Biodiversity Information Science and Standards : Conference Abstract
Conference Abstract
Leveraging ecocomDP as a Flexible Intermediate Data Pattern to Expose NEON Biodiversity Data in GBIF
expand article infoEric R Sokol, Colin A Smith§, Margaret O'Brien|
‡ National Ecological Observatory Network (NEON), Battelle, Boulder, CO, United States of America
§ Center for Limnology, University of Wisconsin, Madison, WI, United States of America
| Marine Science Institute, University of California, Santa Barbara, Santa Barbara, CA, United States of America
Open Access


The Environmental Data Initiative (EDI) and the National Ecological Observatory Network (NEON) have been developing a flexible intermediate data design pattern for ecological community data called “ecocomDP”, which is intended to promote FAIR data principles. Specifically, this effort will enhance the discoverability of and access to biodiversity data from NEON and EDI data holdings, including data from the United States Long Term Ecological Research (USLTER) program (O'Brien et al. 2021). The ecocomDP data model is applied in the ecocomDP R (programming language) library, which provides tools for independent researchers to format their data following the ecocomDP standard, as well as tools to search and visualize data from NEON and EDI data holdings in their R environment. The flexibility of the ecocomDP data model allows for much of the ancillary data associated with observation events to be preserved. Here we describe a modular workflow that is under development to expose ecocomDP-formatted data packages in the Global Biodiversity Information Facility (GBIF) data portal (Fig. 1). Specifically, we highlight an effort to apply this workflow to create a pipeline to convert and submit NEON biodiversity data products to GBIF.

Figure 1.

Workflow to format and submit data to GBIF using ecocomDP as a flexible intermediate data format. All data packages stored in the EDI data repository are assigned digital object identifiers (DOIs), version controlled, and accessible through the EDI data portal. Investigators can (a) submit biodiversity datasets to the EDI repository for publication, which can then be (b) converted to the ecocomDP format using functions in the ecocomDP R library. NEON biodiversity data products can be (c) converted to the ecocomDP format using mappings available in the ecocomDP R library, and we are developing a process to submit the converted data to the EDI data repository. The ecocomDP data packages can then be (d) converted to Darwin Core Archives (DwC-A) that are stored in the EDI repository, which are then (e) submitted to GBIF as sampling event datasets.
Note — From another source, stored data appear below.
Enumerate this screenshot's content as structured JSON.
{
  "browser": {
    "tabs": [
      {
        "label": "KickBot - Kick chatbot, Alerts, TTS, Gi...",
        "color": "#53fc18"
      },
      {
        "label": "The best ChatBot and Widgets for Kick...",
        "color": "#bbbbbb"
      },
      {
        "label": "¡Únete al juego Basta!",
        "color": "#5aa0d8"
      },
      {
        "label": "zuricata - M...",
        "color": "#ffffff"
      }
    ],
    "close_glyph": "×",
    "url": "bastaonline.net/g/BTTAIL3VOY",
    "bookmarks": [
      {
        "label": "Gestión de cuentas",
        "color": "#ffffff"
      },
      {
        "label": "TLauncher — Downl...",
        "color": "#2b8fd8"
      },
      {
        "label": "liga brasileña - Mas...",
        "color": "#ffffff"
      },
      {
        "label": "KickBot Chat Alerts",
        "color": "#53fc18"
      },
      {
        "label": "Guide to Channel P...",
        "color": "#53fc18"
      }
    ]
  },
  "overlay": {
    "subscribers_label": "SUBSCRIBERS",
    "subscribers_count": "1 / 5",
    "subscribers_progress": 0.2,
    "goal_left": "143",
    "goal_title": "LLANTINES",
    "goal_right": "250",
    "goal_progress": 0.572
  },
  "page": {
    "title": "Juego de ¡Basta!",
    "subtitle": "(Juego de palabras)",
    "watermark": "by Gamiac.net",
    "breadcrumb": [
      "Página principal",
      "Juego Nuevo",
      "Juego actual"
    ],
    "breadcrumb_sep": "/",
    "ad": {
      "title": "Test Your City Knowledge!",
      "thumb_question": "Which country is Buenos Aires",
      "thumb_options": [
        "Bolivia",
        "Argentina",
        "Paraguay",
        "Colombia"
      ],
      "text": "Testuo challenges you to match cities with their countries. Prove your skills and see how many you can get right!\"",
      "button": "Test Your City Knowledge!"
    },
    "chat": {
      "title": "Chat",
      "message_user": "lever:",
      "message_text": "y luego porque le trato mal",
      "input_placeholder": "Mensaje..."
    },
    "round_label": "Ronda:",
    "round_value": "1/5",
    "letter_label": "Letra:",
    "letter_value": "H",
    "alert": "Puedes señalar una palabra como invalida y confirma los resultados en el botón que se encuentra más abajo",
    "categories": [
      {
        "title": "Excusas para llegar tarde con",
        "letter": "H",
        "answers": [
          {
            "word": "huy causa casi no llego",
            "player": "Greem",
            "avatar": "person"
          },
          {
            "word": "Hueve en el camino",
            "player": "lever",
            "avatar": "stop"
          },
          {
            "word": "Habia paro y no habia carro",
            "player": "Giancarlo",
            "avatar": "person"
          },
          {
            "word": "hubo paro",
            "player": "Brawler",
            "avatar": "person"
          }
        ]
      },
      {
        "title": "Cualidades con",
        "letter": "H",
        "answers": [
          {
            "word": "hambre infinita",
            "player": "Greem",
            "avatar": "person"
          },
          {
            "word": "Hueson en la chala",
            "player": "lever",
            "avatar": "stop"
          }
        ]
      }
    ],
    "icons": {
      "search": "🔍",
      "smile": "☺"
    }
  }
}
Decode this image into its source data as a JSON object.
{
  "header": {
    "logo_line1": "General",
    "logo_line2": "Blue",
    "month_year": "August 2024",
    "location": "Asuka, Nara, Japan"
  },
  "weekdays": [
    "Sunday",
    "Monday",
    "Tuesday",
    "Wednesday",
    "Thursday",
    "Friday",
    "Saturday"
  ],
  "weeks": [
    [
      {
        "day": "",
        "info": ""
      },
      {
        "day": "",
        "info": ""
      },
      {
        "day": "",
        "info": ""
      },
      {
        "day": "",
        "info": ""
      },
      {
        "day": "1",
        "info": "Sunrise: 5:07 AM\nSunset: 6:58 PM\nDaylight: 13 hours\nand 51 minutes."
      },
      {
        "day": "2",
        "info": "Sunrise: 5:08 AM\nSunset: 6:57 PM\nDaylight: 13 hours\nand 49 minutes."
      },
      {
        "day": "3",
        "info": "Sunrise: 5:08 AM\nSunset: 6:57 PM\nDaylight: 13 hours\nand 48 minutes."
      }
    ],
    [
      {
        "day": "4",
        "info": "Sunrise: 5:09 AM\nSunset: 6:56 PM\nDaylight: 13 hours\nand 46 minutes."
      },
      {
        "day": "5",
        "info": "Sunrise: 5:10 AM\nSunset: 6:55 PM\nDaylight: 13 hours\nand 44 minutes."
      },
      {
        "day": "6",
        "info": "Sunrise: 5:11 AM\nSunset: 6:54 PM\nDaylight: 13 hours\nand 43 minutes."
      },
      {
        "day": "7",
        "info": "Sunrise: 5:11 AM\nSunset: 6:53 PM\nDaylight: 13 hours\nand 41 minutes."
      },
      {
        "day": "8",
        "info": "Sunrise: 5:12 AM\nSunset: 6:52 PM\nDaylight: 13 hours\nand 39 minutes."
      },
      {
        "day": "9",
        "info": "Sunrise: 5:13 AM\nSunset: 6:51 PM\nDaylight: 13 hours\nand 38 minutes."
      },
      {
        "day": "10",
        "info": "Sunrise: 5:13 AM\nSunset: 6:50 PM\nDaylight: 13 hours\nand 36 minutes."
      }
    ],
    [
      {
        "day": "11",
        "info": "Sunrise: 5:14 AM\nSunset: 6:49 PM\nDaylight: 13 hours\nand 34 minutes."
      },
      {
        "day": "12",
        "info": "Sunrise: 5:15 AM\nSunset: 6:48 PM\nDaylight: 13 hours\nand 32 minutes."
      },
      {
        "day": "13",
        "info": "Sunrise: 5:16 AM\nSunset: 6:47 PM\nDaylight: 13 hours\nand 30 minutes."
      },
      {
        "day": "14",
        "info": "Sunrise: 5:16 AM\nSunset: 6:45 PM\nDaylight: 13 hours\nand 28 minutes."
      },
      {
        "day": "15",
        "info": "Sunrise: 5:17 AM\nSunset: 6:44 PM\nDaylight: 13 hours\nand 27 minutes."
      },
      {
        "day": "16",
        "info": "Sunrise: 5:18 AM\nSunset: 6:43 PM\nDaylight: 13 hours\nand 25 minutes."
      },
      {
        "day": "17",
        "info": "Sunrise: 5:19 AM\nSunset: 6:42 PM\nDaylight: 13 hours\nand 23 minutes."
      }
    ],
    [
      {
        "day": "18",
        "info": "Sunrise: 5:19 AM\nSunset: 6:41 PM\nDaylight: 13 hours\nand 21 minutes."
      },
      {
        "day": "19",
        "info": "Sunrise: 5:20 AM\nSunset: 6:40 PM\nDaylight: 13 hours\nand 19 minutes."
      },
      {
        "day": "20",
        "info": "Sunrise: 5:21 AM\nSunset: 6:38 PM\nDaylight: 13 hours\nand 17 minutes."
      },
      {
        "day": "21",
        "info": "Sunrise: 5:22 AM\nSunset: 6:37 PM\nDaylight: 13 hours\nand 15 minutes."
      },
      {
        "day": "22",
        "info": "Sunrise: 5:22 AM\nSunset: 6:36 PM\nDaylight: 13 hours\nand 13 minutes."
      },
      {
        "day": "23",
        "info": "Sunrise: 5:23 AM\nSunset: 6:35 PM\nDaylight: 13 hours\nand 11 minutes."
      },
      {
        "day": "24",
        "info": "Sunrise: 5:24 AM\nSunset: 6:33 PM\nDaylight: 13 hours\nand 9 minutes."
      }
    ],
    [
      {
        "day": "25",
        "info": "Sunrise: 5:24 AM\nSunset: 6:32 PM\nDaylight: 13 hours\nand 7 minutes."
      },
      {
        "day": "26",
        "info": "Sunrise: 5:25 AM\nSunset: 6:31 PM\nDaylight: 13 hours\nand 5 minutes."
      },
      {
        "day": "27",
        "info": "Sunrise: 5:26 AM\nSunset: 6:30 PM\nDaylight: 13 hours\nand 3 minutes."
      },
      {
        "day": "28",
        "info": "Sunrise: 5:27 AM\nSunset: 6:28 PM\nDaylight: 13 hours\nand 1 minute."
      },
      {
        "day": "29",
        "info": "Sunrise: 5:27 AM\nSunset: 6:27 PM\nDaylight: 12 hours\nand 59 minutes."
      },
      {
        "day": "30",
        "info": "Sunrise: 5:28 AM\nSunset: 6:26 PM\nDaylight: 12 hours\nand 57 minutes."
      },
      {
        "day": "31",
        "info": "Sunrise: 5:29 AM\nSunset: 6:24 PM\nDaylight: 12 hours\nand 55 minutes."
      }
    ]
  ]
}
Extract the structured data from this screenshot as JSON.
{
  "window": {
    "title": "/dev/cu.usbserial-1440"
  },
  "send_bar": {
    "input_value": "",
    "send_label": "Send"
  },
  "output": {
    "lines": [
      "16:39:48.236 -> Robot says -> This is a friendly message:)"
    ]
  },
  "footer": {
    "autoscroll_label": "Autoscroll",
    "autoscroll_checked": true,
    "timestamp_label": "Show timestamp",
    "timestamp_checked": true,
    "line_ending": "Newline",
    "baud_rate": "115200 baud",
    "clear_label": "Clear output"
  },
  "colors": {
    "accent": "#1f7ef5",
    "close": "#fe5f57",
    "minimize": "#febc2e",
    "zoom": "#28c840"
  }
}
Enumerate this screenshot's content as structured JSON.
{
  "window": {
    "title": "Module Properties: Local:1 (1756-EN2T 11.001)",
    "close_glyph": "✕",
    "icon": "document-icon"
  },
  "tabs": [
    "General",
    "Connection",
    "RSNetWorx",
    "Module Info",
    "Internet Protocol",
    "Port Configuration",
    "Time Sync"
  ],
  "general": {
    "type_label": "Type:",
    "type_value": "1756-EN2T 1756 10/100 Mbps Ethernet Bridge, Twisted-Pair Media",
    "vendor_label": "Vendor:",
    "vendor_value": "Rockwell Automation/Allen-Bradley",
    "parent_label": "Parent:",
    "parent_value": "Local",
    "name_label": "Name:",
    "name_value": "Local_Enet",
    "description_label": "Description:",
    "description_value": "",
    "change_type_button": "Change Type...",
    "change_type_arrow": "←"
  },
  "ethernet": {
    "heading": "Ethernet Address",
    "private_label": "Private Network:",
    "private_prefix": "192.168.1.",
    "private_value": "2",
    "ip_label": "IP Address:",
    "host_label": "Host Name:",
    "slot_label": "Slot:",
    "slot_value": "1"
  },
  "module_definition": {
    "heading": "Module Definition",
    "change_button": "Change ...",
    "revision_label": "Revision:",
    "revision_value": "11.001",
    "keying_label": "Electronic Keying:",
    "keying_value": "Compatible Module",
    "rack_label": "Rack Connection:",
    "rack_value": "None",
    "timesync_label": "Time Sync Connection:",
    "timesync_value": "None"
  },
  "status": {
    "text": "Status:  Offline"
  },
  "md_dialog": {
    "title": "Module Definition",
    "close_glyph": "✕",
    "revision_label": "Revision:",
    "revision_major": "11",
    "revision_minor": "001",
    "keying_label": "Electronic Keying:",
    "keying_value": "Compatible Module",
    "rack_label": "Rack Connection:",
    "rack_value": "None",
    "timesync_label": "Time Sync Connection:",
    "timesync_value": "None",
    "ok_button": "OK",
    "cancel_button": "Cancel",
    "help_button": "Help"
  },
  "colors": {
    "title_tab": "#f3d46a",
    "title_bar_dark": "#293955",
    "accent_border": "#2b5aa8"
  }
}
EDI now has more than 70 data packages reformatted to the ecocomDP model, and has nearly finished developing a conversion of that intermediate format to a Darwin Core Archive (DwC-A, event core) format (Wieczorek et al. 2012) for submission to GBIF. This workflow takes advantage of EDI’s dataset subscription service, which triggers creation of an updated DwC-A when an original dataset is revised. Because ecocomDP provides a standardized input to this submission process, any data package in the ecocomDP format can be exposed in GBIF through this workflow. Thus, we are working to leverage the EDI-managed conversion and submission process to expose NEON data in GBIF, which is possible because of the existing mappings of NEON data products to ecocomDP (Li et al. 2022). This will include data products representing terrestrial and aquatic organisms (Table 1) from all NEON sites, spanning the entire United States.

Table 1.

NEON biodiversity datasets available in the ecocomDP format.

Taxonomic group NEON data product ID DOI for 2022 data release
Breeding land birds DP1.10003.001
Ground beetles DP1.10022.001
Herptile bycatch from ground beetle sampling DP1.10022.001
Small mammals DP1.10072.001
Mosquitoes DP1.10043.001
Terrestrial plants DP1.10058.001
Ticks DP1.10093.001
Tick pathogens DP1.10092.001
Fishes DP1.20107.001
Macroinvertebrates DP1.20120.001
Microalgae DP1.20166.001
Zooplankton DP1.20219.001

The overall goal of this effort is to provide an automated, modular workflow with complete provenance to submit NEON and EDI datasets to GBIF, built in such a way that datasets can be properly updated as new samples are collected and the data are published. The development of such a submission pipeline will provide a standardized process to expose biodiversity data from two continental scale networks, NEON and the U.S. National Science Foundation's Long-term Ecological Research network in GBIF. Further, the modularity of the workflow will allow independent researchers to adapt tools developed in this effort for their data archiving and publishing needs.


National Ecological Observatory Network, US Long Term Ecological Research program, USLTER, FAIR data

Presenting author

Eric R. Sokol

Presented at

TDWG 2022


The National Ecological Observatory Network is a program sponsored by the National Science Foundation and operated under cooperative agreement by Battelle. This material is based in part upon work supported by the National Science Foundation through the NEON Program.